Quart de finaliste l'an passé, le Français doit renoncer à l'édition 2010 de l'Open d'Australie.

Quart de finaliste l'an passé, le Français doit renoncer à l'édition 2010 de l'Open d'Australie. - -

Insuffisamment remis d’une blessure au genou droit, Gilles Simon a renoncé samedi à disputer l’Open d’Australie, qui débute lundi à Melbourne.

Gilles Simon a perdu sa course contre-la-montre. Blessé au genou droit en fin de saison dernière, le Français s’est résolu à ne pas disputer l’Open d’Australie à partir de lundi. « Sur les quinze jours de préparation, je n’ai pas réussi à me mettre sufisamment au niveau et en confiance pour aller sur le terrain et défendre pleinement mes chances, explique le Niçois de 25 ans. Ça me semblait plus raisonnable de ne finalement pas jouer, en me disant qu’il y avait plus de chances que ça finisse mal que bien. »

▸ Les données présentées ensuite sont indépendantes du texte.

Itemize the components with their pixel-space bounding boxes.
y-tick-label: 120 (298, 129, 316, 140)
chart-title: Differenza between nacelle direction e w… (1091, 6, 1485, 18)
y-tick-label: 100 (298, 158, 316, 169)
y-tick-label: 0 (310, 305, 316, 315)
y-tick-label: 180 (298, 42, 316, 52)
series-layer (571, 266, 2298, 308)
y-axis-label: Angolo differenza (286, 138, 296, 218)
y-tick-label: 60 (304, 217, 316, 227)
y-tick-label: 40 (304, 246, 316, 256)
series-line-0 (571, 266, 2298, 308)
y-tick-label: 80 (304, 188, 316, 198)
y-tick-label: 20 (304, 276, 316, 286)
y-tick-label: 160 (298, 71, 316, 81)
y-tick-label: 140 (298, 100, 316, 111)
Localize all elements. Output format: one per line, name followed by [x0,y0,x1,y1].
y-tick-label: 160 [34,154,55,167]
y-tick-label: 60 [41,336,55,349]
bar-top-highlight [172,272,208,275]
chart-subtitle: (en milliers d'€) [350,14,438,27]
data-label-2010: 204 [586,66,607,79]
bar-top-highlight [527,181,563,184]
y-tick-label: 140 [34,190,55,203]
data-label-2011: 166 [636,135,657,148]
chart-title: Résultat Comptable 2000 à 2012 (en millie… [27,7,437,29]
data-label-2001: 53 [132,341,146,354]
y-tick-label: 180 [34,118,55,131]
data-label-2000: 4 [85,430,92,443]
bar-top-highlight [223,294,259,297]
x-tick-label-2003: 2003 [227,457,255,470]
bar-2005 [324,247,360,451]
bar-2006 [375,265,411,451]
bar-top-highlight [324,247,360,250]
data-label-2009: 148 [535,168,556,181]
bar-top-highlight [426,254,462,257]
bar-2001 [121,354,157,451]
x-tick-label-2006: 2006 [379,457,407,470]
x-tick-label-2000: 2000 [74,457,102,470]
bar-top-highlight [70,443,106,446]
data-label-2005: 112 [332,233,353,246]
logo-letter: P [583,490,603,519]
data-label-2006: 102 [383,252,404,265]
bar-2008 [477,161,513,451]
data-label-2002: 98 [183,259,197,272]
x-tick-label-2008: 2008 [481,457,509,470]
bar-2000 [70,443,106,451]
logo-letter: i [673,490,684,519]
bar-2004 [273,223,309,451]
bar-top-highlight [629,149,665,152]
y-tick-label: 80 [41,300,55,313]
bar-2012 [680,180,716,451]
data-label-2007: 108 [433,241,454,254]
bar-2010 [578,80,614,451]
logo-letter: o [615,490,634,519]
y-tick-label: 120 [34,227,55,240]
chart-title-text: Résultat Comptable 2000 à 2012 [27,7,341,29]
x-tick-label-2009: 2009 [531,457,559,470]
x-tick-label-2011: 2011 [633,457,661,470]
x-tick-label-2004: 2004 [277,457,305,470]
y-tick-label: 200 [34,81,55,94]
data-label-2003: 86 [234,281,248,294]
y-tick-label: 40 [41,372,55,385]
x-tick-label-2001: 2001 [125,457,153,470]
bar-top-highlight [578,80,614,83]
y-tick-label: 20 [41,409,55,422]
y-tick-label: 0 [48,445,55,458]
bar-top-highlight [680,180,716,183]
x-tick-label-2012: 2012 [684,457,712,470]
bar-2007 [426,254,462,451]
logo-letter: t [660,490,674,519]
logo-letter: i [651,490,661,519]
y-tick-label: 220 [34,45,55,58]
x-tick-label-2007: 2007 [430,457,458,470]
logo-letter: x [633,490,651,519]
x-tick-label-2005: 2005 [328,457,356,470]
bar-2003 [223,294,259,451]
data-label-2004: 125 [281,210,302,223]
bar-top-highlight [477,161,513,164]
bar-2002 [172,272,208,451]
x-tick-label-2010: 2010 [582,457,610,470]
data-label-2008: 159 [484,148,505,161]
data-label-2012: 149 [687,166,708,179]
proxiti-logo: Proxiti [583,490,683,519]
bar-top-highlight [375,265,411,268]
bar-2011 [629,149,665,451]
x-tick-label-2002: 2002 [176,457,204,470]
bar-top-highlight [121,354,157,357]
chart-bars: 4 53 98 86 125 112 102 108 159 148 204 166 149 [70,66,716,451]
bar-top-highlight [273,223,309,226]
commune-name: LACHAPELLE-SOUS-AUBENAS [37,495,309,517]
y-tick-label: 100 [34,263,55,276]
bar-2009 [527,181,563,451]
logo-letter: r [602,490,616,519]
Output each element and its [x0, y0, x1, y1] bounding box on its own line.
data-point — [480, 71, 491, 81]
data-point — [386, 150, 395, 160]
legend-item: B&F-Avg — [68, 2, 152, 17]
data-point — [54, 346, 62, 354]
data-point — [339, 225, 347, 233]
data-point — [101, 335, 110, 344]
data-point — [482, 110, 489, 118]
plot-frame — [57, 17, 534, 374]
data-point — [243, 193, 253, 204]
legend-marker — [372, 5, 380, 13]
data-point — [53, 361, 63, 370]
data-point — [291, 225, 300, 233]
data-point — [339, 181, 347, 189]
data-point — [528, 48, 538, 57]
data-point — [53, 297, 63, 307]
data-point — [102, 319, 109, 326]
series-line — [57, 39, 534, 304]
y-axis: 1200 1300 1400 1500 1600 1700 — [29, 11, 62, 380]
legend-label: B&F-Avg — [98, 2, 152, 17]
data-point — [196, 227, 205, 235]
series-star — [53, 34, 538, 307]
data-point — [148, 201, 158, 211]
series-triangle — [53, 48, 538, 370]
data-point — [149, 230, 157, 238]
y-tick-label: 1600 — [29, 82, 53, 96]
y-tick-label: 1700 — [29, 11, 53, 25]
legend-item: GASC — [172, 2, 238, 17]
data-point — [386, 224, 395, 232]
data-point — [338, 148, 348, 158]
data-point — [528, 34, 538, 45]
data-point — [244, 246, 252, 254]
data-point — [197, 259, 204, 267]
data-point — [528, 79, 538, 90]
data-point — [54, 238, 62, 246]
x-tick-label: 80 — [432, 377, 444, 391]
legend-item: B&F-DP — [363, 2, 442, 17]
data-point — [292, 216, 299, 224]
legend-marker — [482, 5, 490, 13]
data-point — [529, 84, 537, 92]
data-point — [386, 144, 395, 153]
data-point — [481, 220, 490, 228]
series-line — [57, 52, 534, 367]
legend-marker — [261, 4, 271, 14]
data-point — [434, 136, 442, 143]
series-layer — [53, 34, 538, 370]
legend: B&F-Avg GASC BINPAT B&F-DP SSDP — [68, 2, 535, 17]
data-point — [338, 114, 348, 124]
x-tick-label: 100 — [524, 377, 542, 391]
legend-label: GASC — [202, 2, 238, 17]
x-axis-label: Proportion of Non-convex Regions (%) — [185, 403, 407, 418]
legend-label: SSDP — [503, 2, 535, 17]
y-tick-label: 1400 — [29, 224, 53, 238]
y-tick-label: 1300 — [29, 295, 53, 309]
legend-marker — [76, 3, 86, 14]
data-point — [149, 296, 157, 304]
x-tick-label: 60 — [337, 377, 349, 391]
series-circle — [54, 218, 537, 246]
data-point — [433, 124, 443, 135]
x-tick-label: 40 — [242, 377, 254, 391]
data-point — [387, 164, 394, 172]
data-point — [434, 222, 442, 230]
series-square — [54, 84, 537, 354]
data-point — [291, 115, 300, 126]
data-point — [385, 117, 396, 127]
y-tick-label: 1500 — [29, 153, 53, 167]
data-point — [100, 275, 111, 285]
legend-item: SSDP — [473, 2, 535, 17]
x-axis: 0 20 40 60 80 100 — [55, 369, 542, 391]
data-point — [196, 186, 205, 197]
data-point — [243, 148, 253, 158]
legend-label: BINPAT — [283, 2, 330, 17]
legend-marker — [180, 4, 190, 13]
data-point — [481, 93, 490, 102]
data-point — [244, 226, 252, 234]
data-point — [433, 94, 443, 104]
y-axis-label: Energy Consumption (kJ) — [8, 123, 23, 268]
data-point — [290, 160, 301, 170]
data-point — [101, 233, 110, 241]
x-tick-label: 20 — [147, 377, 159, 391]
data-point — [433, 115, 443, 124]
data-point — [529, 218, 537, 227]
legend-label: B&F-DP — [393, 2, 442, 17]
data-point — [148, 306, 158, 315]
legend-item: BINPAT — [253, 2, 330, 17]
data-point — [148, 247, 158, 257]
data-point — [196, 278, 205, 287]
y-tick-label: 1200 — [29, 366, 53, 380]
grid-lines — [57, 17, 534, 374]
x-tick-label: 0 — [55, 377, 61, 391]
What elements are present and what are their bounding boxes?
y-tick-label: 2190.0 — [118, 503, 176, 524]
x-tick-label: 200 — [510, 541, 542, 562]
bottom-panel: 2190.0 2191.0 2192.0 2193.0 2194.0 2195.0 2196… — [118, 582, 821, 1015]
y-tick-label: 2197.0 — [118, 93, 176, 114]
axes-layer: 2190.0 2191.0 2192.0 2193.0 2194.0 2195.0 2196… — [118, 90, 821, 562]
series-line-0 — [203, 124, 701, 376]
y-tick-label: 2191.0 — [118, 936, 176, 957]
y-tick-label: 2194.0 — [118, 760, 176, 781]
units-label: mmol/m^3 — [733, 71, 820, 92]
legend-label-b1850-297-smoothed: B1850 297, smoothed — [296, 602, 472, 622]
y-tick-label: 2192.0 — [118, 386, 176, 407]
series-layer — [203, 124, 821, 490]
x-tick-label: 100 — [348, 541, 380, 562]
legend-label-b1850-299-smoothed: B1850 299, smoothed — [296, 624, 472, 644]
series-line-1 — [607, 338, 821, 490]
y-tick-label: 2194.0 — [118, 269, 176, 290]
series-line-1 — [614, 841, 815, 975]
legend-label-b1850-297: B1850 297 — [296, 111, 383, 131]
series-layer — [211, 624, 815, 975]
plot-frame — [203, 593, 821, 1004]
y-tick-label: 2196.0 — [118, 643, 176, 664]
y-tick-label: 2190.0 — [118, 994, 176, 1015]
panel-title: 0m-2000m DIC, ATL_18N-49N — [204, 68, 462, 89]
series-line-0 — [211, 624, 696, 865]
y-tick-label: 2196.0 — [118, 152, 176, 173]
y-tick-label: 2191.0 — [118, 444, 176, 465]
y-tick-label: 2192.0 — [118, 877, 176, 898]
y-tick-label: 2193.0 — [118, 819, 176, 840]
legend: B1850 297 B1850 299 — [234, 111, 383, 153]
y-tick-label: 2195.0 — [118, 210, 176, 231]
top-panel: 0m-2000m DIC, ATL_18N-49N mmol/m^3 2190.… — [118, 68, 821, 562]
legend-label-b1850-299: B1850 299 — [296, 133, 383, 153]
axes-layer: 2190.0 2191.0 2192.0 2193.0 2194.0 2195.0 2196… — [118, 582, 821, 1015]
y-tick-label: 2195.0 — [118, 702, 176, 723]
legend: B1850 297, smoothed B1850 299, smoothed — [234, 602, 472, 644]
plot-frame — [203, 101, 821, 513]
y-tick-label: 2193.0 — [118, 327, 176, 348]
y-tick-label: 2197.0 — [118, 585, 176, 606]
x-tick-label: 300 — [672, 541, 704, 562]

Victime de douleurs récurrentes, qui l’avaient notamment obligé à renoncer au dernier US Open, Simon s’était à nouveau bloqué le genou le 11 novembre au Masters à Bercy. Au courage, il avait réussi à s’imposer contre le Croate Ivan Ljubicic mais avait déclaré forfait pour son huitième de finale programmé le lendemain face à Jo-Wilfried Tsonga. « S’arrêter sept semaines avant la préparation d’un Grand Chelem, c’est long Et c’est dur de se remettre au niveau, déplore-t-il. J’ai un problème de confiance sur mes appuis et je ne peux pas jouer à un tel niveau en essayant de compenser dès le début. Je me suis donc dit que j’allais rentrer à la maison et travailler sur ma jambe pour la renforcer au maximum. »

« Je ne suis pas déçu »

Quart de finaliste l’an passé, la meilleure performance en Grand Chelem de sa carrière, le quinzième joueur mondial a de quoi être frustré. Lui assure le contraire : « J’y étais préparé. Je savais qu’en venant ici c’était du 50-50. Finalement, je ne suis pas déçu aujourd’hui parce que je n’aurais pas réussi à faire quelque chose de bien sur le terrain. » Un constat renforcé par trois matches d'exhibition disputés cette semaine à Adélaïde.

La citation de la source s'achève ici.